Public Transport in Prague

Prague has a well-developed public transport network, consisting of the metro, tram lines, buses and trains. The metro (subway) is the quickest way to travel long distances across the city. It has three lines: A (green), B (yellow) and C (red). It closes down for the night shortly after midnight and reopens at 5:00. Trams and buses connect the metro system to outlying areas, and are also a handy way to make short journeys in the city centre. The most efficient form of night transport is the network of night trams that runs from about midnight until the metro reopens. Night trams run very precisely with a 30-minute interval, and rendezvous with each other at selected stations to facilitate passenger transfers (the central changing point is Lazarská tram stop). The night trams are No. 51–59. Nos. 57 and 59 go to Nádraží Hostivař (Hostivař dormitory). For further information on public transport in Prague (fares, list of routes and timetables), visit Prague Public Transit Co. Inc, where you will find comprehensive information in English.

Ticket Inspection

Ticket officers (often accompanied by policemen) travel widely around the transport system and frequently ask passengers to show their tickets or passes. Passengers who are travelling without a valid pass or ticket are subject to a fine, which must be paid on the spot (especially in the case of foreigners). All officers carry both a metal badge and a photo-ID card (průkaz), which are numbered. The number on the two forms of ID should be identical. Always insist on getting a receipt. This may help you if you want to receive part of the money back (e.g. due to having a valid travel pass you have forgotten at home).

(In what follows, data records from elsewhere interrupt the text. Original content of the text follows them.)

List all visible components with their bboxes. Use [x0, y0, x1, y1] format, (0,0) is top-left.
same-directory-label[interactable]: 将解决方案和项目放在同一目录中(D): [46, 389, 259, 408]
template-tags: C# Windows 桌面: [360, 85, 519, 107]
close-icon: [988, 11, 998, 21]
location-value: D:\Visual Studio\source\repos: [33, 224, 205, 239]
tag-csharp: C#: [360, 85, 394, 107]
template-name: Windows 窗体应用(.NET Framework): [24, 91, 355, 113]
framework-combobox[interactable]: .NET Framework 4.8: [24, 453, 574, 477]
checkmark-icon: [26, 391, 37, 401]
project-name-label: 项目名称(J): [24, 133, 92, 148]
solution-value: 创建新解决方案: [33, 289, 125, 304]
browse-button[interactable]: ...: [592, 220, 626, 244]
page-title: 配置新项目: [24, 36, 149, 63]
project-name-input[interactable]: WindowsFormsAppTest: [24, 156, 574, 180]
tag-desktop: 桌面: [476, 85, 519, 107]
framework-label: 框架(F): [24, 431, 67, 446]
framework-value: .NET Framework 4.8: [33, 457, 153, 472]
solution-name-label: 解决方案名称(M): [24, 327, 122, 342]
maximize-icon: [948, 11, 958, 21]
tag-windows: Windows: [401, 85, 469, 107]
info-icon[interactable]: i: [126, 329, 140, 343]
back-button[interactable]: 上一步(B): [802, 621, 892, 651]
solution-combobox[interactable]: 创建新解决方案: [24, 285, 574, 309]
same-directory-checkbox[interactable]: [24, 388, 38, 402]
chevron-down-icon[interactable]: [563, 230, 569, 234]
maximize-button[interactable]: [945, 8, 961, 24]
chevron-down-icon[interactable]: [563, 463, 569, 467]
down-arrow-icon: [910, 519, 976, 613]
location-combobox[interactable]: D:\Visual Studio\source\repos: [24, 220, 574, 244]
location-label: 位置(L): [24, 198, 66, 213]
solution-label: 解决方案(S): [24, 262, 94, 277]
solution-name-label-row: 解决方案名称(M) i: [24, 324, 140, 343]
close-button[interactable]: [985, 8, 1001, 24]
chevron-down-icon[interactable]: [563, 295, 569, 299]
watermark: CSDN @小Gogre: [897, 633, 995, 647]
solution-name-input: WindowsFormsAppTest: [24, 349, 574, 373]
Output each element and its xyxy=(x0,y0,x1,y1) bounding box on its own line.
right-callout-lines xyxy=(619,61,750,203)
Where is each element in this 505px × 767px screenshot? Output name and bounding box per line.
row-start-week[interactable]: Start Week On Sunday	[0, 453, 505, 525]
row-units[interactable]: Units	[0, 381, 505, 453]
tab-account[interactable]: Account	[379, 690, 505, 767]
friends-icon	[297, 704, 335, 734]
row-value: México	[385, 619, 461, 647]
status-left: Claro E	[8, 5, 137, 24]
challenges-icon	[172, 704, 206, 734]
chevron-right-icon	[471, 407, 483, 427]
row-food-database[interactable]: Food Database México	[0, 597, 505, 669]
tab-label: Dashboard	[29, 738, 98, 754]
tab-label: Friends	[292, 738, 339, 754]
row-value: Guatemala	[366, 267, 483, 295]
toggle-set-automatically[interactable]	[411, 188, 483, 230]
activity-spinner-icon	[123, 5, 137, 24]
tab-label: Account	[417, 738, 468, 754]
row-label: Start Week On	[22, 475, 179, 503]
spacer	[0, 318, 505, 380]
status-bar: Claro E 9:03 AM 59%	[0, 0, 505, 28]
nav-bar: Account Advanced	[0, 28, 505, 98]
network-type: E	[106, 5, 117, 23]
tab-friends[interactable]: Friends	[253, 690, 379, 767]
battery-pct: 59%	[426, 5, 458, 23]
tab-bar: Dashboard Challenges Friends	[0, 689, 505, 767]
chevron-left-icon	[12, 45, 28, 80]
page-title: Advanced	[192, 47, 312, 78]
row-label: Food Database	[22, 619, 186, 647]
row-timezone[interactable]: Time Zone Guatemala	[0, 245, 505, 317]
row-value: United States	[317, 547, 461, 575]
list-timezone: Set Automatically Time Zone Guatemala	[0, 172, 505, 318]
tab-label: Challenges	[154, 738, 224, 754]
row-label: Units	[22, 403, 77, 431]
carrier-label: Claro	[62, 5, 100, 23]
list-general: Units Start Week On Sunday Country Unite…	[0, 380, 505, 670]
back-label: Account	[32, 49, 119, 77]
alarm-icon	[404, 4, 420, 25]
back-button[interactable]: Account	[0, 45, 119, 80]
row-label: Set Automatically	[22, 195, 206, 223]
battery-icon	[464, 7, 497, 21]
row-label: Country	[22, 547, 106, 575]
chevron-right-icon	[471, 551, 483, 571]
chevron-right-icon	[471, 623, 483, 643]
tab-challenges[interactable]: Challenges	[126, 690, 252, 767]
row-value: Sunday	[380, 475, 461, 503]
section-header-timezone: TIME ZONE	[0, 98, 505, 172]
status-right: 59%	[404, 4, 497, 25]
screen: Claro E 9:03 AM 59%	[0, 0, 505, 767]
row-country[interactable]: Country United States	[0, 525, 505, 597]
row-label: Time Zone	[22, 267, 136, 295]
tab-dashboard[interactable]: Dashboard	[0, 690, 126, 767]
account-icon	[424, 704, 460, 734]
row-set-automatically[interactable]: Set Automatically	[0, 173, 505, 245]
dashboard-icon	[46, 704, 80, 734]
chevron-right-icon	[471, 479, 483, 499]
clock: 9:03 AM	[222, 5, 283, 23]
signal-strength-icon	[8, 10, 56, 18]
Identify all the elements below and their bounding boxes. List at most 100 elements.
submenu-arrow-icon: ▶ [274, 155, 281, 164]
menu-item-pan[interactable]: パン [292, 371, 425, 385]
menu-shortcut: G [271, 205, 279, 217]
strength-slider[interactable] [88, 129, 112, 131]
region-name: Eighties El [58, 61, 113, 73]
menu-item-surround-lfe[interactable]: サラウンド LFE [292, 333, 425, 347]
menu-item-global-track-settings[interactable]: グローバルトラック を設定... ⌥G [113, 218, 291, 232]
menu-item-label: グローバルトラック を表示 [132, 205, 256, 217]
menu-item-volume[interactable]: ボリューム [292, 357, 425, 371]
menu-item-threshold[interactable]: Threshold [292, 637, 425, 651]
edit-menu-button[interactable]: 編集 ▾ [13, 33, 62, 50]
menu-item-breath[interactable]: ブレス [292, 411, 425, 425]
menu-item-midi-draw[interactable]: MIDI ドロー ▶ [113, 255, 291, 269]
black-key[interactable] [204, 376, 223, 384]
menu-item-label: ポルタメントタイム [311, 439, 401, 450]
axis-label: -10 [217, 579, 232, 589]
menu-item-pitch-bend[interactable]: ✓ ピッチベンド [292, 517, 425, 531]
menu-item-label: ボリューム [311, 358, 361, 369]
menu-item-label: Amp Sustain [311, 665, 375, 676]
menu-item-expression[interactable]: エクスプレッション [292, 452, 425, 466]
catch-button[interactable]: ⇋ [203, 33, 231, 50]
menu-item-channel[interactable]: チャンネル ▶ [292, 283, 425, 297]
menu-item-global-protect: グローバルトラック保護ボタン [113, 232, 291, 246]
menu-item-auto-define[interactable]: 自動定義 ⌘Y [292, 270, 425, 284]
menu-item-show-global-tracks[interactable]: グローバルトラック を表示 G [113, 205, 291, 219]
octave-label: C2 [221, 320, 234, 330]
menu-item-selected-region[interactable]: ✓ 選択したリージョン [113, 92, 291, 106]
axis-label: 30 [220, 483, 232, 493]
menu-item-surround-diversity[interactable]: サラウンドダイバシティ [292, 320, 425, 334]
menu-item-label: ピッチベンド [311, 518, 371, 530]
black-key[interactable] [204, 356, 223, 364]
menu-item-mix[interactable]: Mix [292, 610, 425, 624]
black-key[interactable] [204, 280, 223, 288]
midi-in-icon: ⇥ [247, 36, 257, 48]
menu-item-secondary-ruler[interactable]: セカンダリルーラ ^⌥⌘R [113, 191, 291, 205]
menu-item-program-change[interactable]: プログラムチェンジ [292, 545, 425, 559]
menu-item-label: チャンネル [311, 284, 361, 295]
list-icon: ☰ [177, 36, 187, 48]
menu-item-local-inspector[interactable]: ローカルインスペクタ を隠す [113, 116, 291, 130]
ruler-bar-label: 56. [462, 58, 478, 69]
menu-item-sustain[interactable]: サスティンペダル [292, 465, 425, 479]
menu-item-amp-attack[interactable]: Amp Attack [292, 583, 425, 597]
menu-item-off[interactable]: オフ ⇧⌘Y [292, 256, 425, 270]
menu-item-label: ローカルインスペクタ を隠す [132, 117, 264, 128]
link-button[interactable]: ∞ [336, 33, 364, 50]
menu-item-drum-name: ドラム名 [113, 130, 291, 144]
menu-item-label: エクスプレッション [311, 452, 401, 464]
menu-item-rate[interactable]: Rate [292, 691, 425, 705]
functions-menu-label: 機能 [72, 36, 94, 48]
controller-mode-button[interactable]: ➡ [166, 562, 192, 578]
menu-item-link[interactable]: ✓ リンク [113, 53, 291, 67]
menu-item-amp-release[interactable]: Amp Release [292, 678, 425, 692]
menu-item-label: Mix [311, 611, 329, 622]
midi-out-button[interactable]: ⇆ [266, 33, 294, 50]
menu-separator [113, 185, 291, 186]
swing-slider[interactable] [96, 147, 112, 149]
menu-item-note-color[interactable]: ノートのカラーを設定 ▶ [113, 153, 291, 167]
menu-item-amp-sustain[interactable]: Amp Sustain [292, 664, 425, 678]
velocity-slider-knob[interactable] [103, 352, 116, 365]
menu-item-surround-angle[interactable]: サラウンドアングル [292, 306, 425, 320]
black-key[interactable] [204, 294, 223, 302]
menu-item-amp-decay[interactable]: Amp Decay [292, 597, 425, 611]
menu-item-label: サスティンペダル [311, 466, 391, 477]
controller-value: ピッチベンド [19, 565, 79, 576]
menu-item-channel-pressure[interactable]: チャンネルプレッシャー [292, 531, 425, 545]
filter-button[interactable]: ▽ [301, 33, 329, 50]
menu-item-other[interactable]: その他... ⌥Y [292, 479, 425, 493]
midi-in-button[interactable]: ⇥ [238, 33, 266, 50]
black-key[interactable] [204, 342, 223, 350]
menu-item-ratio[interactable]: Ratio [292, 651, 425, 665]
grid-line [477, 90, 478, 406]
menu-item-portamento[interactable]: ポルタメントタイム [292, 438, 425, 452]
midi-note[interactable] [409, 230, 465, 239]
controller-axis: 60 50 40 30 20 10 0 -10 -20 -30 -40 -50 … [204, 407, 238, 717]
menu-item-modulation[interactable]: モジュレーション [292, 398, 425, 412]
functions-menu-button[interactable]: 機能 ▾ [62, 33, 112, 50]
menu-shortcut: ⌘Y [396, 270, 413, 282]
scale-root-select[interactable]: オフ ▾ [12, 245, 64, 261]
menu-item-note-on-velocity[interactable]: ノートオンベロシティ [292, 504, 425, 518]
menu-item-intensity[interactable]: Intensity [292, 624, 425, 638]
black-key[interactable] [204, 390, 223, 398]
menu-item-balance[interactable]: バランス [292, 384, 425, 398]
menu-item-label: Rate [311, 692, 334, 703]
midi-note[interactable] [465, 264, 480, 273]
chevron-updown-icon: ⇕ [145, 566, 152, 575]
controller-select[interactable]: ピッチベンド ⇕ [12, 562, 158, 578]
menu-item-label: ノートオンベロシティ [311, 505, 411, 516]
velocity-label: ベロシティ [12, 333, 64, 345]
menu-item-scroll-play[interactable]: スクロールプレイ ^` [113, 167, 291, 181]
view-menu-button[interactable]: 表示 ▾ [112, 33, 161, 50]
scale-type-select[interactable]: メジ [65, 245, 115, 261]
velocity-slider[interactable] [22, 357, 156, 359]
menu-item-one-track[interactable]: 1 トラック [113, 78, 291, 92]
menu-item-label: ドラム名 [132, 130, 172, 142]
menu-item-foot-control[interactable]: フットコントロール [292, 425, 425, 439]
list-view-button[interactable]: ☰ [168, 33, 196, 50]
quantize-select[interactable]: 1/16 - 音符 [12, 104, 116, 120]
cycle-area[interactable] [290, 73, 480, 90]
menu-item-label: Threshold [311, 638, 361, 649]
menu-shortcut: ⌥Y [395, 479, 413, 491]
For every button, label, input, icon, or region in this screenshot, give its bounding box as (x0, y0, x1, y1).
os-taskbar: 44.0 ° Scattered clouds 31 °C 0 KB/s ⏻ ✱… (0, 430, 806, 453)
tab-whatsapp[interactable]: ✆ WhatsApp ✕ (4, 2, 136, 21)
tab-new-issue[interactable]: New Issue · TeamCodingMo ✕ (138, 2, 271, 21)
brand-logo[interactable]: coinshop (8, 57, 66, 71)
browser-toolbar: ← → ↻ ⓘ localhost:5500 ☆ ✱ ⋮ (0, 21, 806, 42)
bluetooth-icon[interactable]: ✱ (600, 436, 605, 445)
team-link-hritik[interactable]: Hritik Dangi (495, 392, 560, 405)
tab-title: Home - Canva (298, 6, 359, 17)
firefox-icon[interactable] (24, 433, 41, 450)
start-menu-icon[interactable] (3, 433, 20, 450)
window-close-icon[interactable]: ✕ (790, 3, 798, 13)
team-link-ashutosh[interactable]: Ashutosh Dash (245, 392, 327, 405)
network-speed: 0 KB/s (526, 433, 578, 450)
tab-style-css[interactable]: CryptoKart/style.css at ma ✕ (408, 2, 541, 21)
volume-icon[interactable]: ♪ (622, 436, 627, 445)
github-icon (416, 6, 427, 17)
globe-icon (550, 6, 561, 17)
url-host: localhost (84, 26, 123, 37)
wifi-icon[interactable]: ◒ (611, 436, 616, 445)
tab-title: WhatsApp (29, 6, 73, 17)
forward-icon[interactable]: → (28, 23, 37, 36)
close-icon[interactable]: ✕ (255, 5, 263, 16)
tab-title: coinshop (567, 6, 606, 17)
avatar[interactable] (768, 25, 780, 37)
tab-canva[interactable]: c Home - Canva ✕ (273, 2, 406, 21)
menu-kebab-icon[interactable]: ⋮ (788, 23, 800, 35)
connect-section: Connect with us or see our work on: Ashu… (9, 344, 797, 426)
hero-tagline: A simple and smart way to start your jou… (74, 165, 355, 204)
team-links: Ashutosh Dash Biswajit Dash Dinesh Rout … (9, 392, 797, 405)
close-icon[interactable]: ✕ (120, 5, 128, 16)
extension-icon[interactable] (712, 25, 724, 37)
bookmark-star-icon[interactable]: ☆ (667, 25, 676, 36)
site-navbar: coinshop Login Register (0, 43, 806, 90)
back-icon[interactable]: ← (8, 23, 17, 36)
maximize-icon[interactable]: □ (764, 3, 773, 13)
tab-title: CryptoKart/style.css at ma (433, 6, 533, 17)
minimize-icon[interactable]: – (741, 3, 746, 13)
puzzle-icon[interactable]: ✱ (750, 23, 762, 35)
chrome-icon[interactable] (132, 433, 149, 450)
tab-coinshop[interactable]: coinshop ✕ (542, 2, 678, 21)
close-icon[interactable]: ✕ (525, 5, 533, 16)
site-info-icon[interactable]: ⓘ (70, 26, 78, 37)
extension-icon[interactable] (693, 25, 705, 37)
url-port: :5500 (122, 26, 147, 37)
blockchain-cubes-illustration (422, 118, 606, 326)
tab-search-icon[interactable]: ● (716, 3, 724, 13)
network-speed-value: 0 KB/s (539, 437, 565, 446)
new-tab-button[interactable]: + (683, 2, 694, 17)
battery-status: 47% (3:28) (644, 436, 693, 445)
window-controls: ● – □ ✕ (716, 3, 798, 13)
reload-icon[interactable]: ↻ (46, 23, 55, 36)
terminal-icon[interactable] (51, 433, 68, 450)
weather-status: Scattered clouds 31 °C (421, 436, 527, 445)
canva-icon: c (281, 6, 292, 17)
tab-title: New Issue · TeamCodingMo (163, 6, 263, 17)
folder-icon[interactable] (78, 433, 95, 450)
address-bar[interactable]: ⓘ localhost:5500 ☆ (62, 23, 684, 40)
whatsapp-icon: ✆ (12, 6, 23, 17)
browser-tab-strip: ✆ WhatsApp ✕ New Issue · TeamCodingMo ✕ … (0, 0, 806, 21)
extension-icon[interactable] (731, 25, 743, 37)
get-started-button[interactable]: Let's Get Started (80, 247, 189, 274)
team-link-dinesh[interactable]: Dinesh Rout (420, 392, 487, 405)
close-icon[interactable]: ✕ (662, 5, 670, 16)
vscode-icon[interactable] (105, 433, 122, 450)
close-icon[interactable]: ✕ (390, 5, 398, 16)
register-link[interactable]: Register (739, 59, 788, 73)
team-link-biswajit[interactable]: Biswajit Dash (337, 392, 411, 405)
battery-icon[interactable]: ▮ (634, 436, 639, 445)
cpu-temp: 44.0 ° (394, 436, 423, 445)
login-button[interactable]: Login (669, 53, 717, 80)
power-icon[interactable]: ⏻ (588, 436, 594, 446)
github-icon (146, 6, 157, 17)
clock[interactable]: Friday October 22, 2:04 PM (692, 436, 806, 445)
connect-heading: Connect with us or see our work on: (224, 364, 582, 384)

IMPORTANT: After you have obtained a travel pass (plus valid coupons for the selected period of time) you cannot be fined at the full rate (in Prague) even if you forget your pass at home. In this case, please, note that you have to inform the ticket inspector and pay a lower fine at the central office of the transport’s agency. In Prague this agency is called Dopravní podnik and the address of its office is Na Bojišti 5 (5 minutes walk from metro station I. P. Pavlova).

Using Taxis

Unfortunately, taxi drivers have quite a bad reputation in Prague. There is no standard price for taxi services, but drivers are required to display their prices, usually on the door. A reasonable price is around CZK 28 per km, but it is a good idea to agree on a price before you commit to a ride, and be sure that the meter is running while you are in the taxi. Three usually reliable companies whose dispatchers speak English are AAA RadioTaxi (Tel. +420 222 333 222; 14014), ProfiTaxi (Tel. +420 844 700 800, 14015), Halo Taxi (Tel. +420 244 114 411).

Uber and Bolt taxis are available in Prague as well.